CA Toulouse, 2e ch., 10 décembre 2024, n° 22/04403
TOULOUSE
Arrêt
Confirmation
PARTIES
Demandeur :
Michel Sudre (SARL)
Défendeur :
Socage Nacelle (SARL)
COMPOSITION DE LA JURIDICTION
Président :
V. Salmeron
Conseillers :
S. Moulayes, M. Norguet
Avocats :
Me Renier, Me Champol
FAITS ET PROCÉDURE
La société Sarl Michel Sudre & Fils a acquis auprès de la société Socage Nacelle, selon facture datée du 18 décembre 2015 et d'un montant de 62 040 euros ttc, un camion nacelle de marque Nissan modèle NT 400 Cabstar pour la partie camion et de marque Socage pour la partie nacelle.
Le financement du véhicule a été assuré par un leasing souscrit auprès de la société Bnp Paribas Lease soit 60 loyers de 1 146,49 euros jusqu'au 4 janvier 2021.
Destiné à la location des particuliers et professionnels pour une utilisation avec un permis B, le véhicule doit à ce titre peser moins de 3.5 tonnes. En ce sens, le certificat d'immatriculation ainsi que la plaque signalétique du véhicule mentionnaient un poids de 3,425 tonnes.
Le 26 février 2020 le véhicule a été pesé sans chauffeur par les services de la gendarmerie de [Localité 4] qui ont constaté un poids de 3,650 tonnes entraînant son immobilisation.
Par courrier recommandé en date du 14 avril 2020, la Sarl Michel Sudre & Fils a sollicité la résolution de la vente pour vice caché, le remboursement de la valeur nette du véhicule et des dommages et intérêts pour indemniser la perte d'exploitation du matériel.
Le 30 avril 2020, la société Socage Nacelle a fait une proposition de règlement amiable. Cette proposition est restée vaine.
Par acte du 7 juillet 2020, la Sarl Michel Sudre & Fils a fait assigner la Sarl Socage Nacelle devant le tribunal de commerce de Castres aux fins de voir ordonner la résolution de la vente.
Par jugement du 28 novembre 2022, le tribunal de commerce de Castres a :
- constaté que la société Sarl Michel Sudre & Fils ne rapporte pas la preuve d'un vice caché lors de la vente du véhicule objet du litige,
- débouté la société Sarl Michel Sudre & Fils de l'ensemble de ses demandes et prétentions,
- condamné la société Sarl Michel Sudre & Fils à verser à la société Socage Nacelle une indemnité de 2 000 euros sur le fondement de l'article 700 du code de procédure civile,
- condamné la société Sarl Michel Sudre & Fils aux entiers dépens dont frais de greffe taxés et liquidés à la somme de 63,36 euros ttc.

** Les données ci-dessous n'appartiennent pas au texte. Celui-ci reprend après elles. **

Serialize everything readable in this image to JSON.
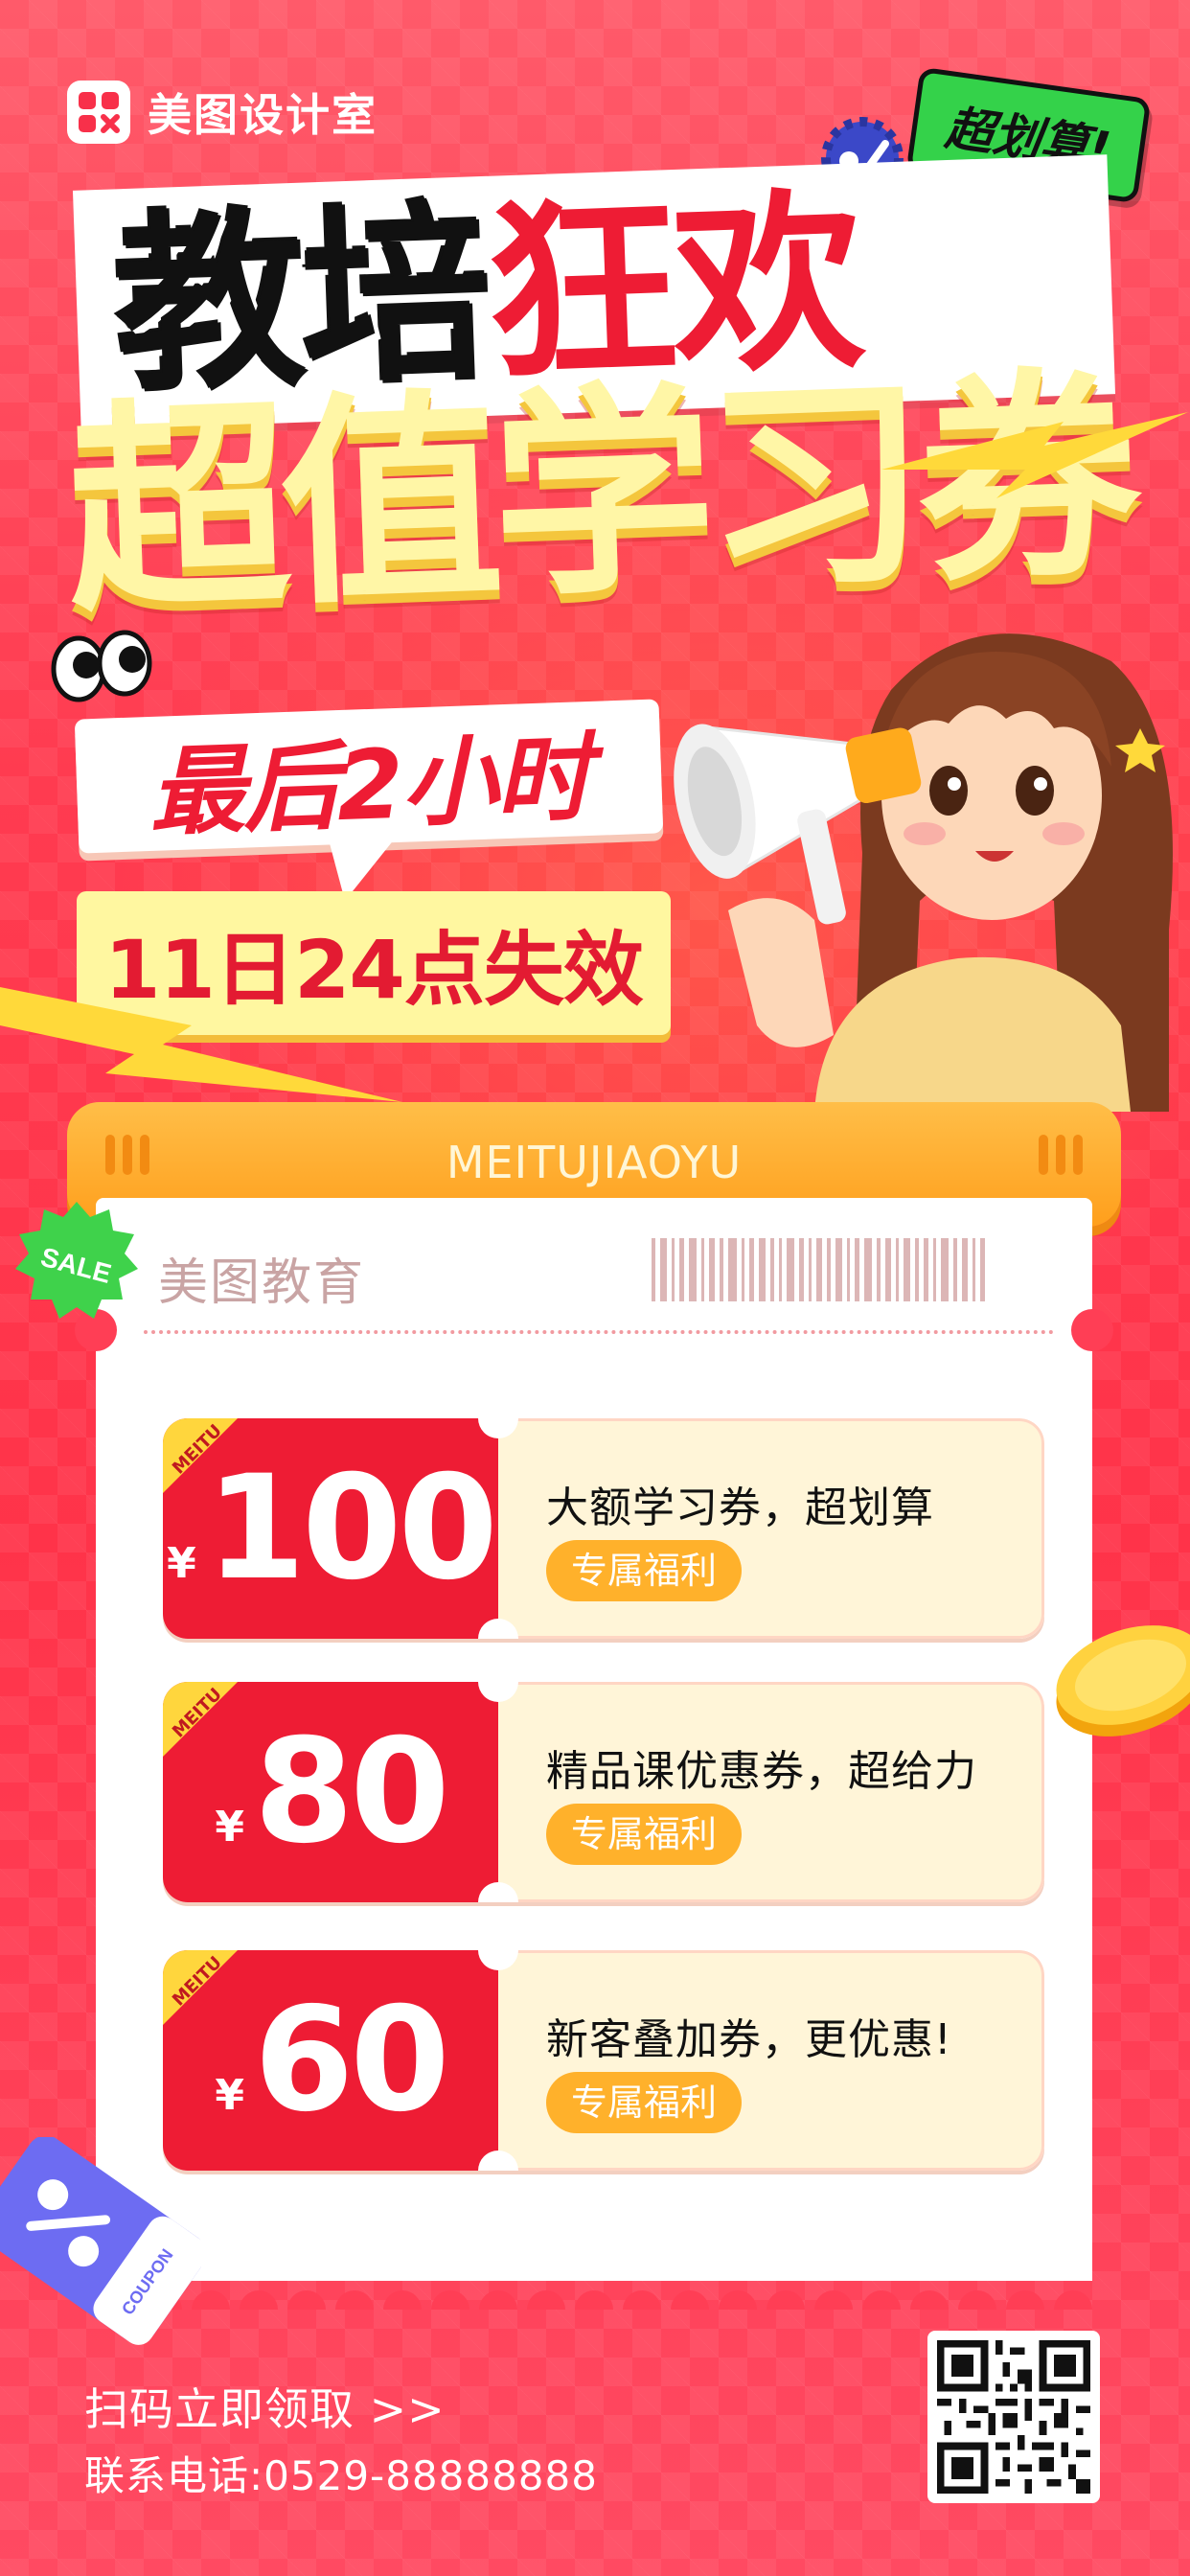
{
  "brand": {
    "name": "美图设计室",
    "logo_icon": "meitu-logo-icon"
  },
  "sticker": {
    "label": "超划算!"
  },
  "headline": {
    "part1": "教培",
    "part2": "狂欢",
    "line2": "超值学习券",
    "last_hours": "最后2小时",
    "expiry": "11日24点失效"
  },
  "ticket": {
    "header_label": "MEITUJIAOYU",
    "title": "美图教育",
    "sale_badge": "SALE"
  },
  "coupons": [
    {
      "currency": "¥",
      "amount": "100",
      "title": "大额学习券，超划算",
      "tag": "专属福利",
      "corner": "MEITU"
    },
    {
      "currency": "¥",
      "amount": "80",
      "title": "精品课优惠券，超给力",
      "tag": "专属福利",
      "corner": "MEITU"
    },
    {
      "currency": "¥",
      "amount": "60",
      "title": "新客叠加券，更优惠!",
      "tag": "专属福利",
      "corner": "MEITU"
    }
  ],
  "coupon_sticker": {
    "label": "COUPON"
  },
  "footer": {
    "cta": "扫码立即领取 >>",
    "phone": "联系电话:0529-88888888"
  },
  "colors": {
    "background": "#ff3b50",
    "accent_red": "#ee1c34",
    "accent_yellow": "#fff6a6",
    "accent_orange": "#ffb12b",
    "accent_green": "#34d24a"
  }
}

Par déclaration en date du 20 décembre 2022, la Sarl Michel Sudre & Fils a relevé appel du jugement. La portée de l'appel est l'infirmation de l'ensemble des chefs du jugement, que la déclaration d'appel critique tous expressément.
La clôture est intervenue le 16 septembre 2024, et l'affaire a été appelée à l'audience du 24 septembre 2024.
PRÉTENTIONS ET MOYENS
Vu les conclusions n°2 devant la cour d'appel de Toulouse notifiées le 8 septembre 2023 auxquelles il est fait expressément référence pour l'énoncé du détail de l'argumentation, de la Sarl Michel Sudre demandant, au visa de l'article 1641 du code civil, de :
- infirmer la décision dont appel et statuant à nouveau,
- dire et juger que le véhicule camion nacelle de marque Nissan modèle Nt 400 Cabstar était atteint d'un vice caché au jour de sa vente,
- prononcer la résolution de la vente,
- condamner la Sarl Socage Nacelle à verser à la Sarl Michel Sudre et Fils la somme de 51 700 euros ht en restitution du prix d'achat,
- dire et juger que Sarl Socage Nacelle sera chargée d'effectuer les formalités pour prendre possession du véhicule immobilisé,
- la condamner à verser la somme de 51 374,48 euros ht au titre du préjudice économique,
- la condamner à verser une somme de 3 000 euros au titre de l'indemnité article 700 du code de procédure civile,
- la condamner en tous les dépens.
Elle conteste avoir procédé à toute modification sur le véhicule litigieux, et produit pour en rapporter la preuve un rapport de conformité de l'Apave réalisé peu de temps avant l'immobilisation du véhicule par les services de gendarmerie.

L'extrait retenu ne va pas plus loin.